Equally, I have full access to other user’s files if I boot a pc with a live-cd. So, the topic is still a good one!
Encryption is the only way to really ensure data security. However, I could not be bothered
Indeed. Which is why one should also always pay attention to physical security. Physical security, while not iron clad by any stretch at all, is still part of the “security chain” and IS important.
A nice thing (for hackers) about remote access/hacking over the Internet is if they take adequate precautions, they are not at physical risk. Break into someone’s house to access their computer, and who knows what sort of physical reception could be waiting for a hacker. Its an entirely different ball game.
On Tue, 22 Sep 2009 22:36:01 +0000, Dexter1979 wrote:
> I’ve always wondered why people always say make a strong root password.
> If I were a hacker, getting root would not be one of my priorities. A
> user password holds much more goodies (emails, bank details, document,
> etc)
Because if you have root then you can get access to all the users’ data,
not just one user’s data.
Most people who wish to penetrate a computer wish to do with without the knowledge that anyone ever messed with your system.

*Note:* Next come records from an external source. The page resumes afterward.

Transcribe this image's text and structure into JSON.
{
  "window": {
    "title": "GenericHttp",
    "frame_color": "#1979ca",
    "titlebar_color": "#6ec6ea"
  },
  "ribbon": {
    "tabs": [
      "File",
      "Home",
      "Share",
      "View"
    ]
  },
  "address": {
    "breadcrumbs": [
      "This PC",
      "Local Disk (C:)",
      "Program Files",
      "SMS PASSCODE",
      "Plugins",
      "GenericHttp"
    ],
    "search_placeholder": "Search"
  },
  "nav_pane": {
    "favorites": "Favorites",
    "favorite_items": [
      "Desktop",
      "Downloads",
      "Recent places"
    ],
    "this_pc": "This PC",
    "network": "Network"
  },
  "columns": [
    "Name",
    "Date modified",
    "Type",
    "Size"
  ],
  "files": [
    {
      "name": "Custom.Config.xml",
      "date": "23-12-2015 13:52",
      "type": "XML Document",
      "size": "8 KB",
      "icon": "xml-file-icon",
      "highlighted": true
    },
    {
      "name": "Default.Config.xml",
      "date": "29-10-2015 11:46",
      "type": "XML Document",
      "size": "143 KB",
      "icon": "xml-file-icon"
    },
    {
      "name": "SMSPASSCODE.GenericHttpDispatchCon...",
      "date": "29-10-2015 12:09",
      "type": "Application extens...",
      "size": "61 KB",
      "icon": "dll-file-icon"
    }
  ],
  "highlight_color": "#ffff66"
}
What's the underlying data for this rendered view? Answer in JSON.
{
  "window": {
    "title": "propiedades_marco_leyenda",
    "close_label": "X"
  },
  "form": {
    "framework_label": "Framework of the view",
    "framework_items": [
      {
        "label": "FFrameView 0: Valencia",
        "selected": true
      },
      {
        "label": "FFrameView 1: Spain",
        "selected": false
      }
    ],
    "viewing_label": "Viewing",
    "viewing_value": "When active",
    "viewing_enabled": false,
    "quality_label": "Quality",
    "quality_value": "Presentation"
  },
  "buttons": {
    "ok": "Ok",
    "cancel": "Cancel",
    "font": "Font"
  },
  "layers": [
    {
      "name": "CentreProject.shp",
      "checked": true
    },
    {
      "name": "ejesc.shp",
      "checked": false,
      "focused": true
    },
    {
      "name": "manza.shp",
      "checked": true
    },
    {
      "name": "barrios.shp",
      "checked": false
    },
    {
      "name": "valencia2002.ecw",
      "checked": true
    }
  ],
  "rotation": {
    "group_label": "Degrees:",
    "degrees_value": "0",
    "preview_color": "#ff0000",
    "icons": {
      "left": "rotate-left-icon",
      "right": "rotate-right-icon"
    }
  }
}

Locally, a livecd takes some time (as in, they will not be able to do this with you in the same house probably), but also when you return to your computer, UNLESS your machine was at the login screen, you’ll be able to tell the machine was rebooted for some reason.
Is it a perfect solution? No. But when you have stuff like ssh access open and no firewall rules or tcpwrappers limiting what ips can connect, and no rsa keys going on, it helps to have that barrier there too.
Want to lock down your home machine? Bios password, use luks to encrypt the hard-drive, password protect grub, and learn how to use iptables/tcpwrappers properly.